The hard way is to modify the nested loops so that they generate the combinations in instalments, e.g

for a = 1 to 1
for b= a+1 to 67
for c= b+1 to 68
for d=c+1 to 69
for e= d+1 to 70

after running produces the first 10,000 unique (duplication checked ) combinations of second digits from 864501 rows of combinations in column A.
You'd need to store these away from column A, leaving it empty. Run the macro multiple times but
keep modifying a 'from' and 'to' according to this table, until all 12,103,014 combinations had been run, duplication checked (in each column only). You end up with 18 columns of combinations you have carefully stored elsewhere. However, these 18 columns need to be appended to each other and duplication checked again manually till you end up with just one column of 100,000 unique combinations. But you are not going to do that, because you don't need to. I've already done it.

a
fromto uses # rows
1​
1​
864501​
2​
2​
814385​
3​
3​
766480​
4​
4​
720720​
5​
5​
677040​
6​
6​
635376​
7​
7​
595665​
8​
8​
557845​
9​
9​
521855​
10​
10​
487635​
11​
11​
455126​
12​
12​
424270​
13​
14​
762300​
15​
16​
657306​
17​
19​
813450​
20​
23​
815121​
24​
30​
875931​
31​
70​
658008​

So you dont need to see 100,000 combinations. Just think up any 5 second digits from 00000 to 99999. They will be correct.
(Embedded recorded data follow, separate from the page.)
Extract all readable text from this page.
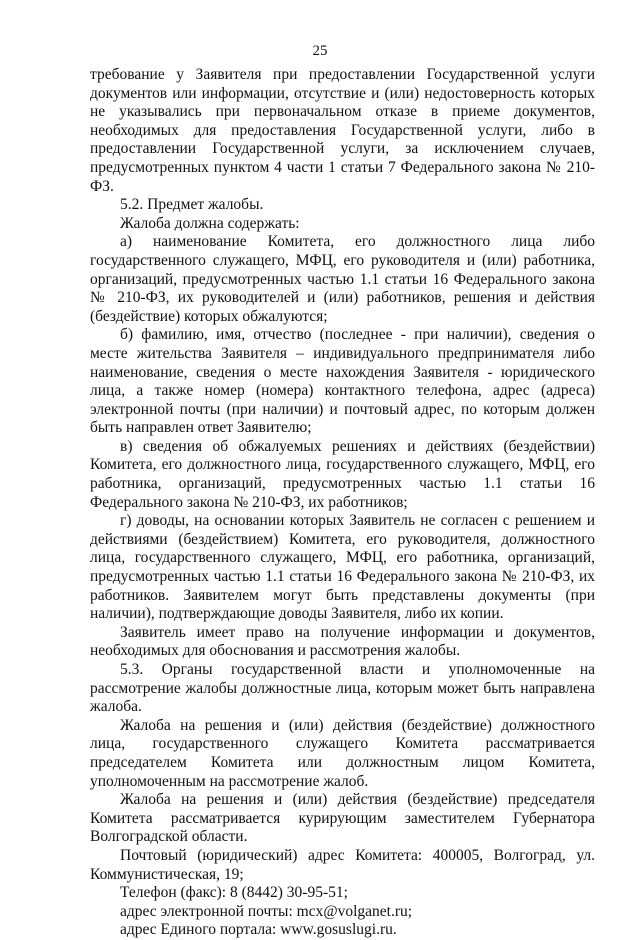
25

требование у Заявителя при предоставлении Государственной услуги документов или информации, отсутствие и (или) недостоверность которых не указывались при первоначальном отказе в приеме документов, необходимых для предоставления Государственной услуги, либо в предоставлении Государственной услуги, за исключением случаев, предусмотренных пунктом 4 части 1 статьи 7 Федерального закона № 210-ФЗ.

5.2. Предмет жалобы.

Жалоба должна содержать:

а) наименование Комитета, его должностного лица либо государственного служащего, МФЦ, его руководителя и (или) работника, организаций, предусмотренных частью 1.1 статьи 16 Федерального закона № 210-ФЗ, их руководителей и (или) работников, решения и действия (бездействие) которых обжалуются;

б) фамилию, имя, отчество (последнее - при наличии), сведения о месте жительства Заявителя – индивидуального предпринимателя либо наименование, сведения о месте нахождения Заявителя - юридического лица, а также номер (номера) контактного телефона, адрес (адреса) электронной почты (при наличии) и почтовый адрес, по которым должен быть направлен ответ Заявителю;

в) сведения об обжалуемых решениях и действиях (бездействии) Комитета, его должностного лица, государственного служащего, МФЦ, его работника, организаций, предусмотренных частью 1.1 статьи 16 Федерального закона № 210-ФЗ, их работников;

г) доводы, на основании которых Заявитель не согласен с решением и действиями (бездействием) Комитета, его руководителя, должностного лица, государственного служащего, МФЦ, его работника, организаций, предусмотренных частью 1.1 статьи 16 Федерального закона № 210-ФЗ, их работников. Заявителем могут быть представлены документы (при наличии), подтверждающие доводы Заявителя, либо их копии.

Заявитель имеет право на получение информации и документов, необходимых для обоснования и рассмотрения жалобы.

5.3. Органы государственной власти и уполномоченные на рассмотрение жалобы должностные лица, которым может быть направлена жалоба.

Жалоба на решения и (или) действия (бездействие) должностного лица, государственного служащего Комитета рассматривается председателем Комитета или должностным лицом Комитета, уполномоченным на рассмотрение жалоб.

Жалоба на решения и (или) действия (бездействие) председателя Комитета рассматривается курирующим заместителем Губернатора Волгоградской области.

Почтовый (юридический) адрес Комитета: 400005, Волгоград, ул. Коммунистическая, 19;

Телефон (факс): 8 (8442) 30-95-51;

адрес электронной почты: mcx@volganet.ru;

адрес Единого портала: www.gosuslugi.ru.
Well to answer your second question, if you want to code for first digits in a 5/39 you only need to modify the macro by changing all statements that use statements like a1= a Mod 10 , b1=b mod 10, etc to:-
a1 = Int(a / 10),
b1=Int(b / 10), etc.
You should get 56 combinations. ( you need to clear column A first though).
Thats me done, Im going for a lie down.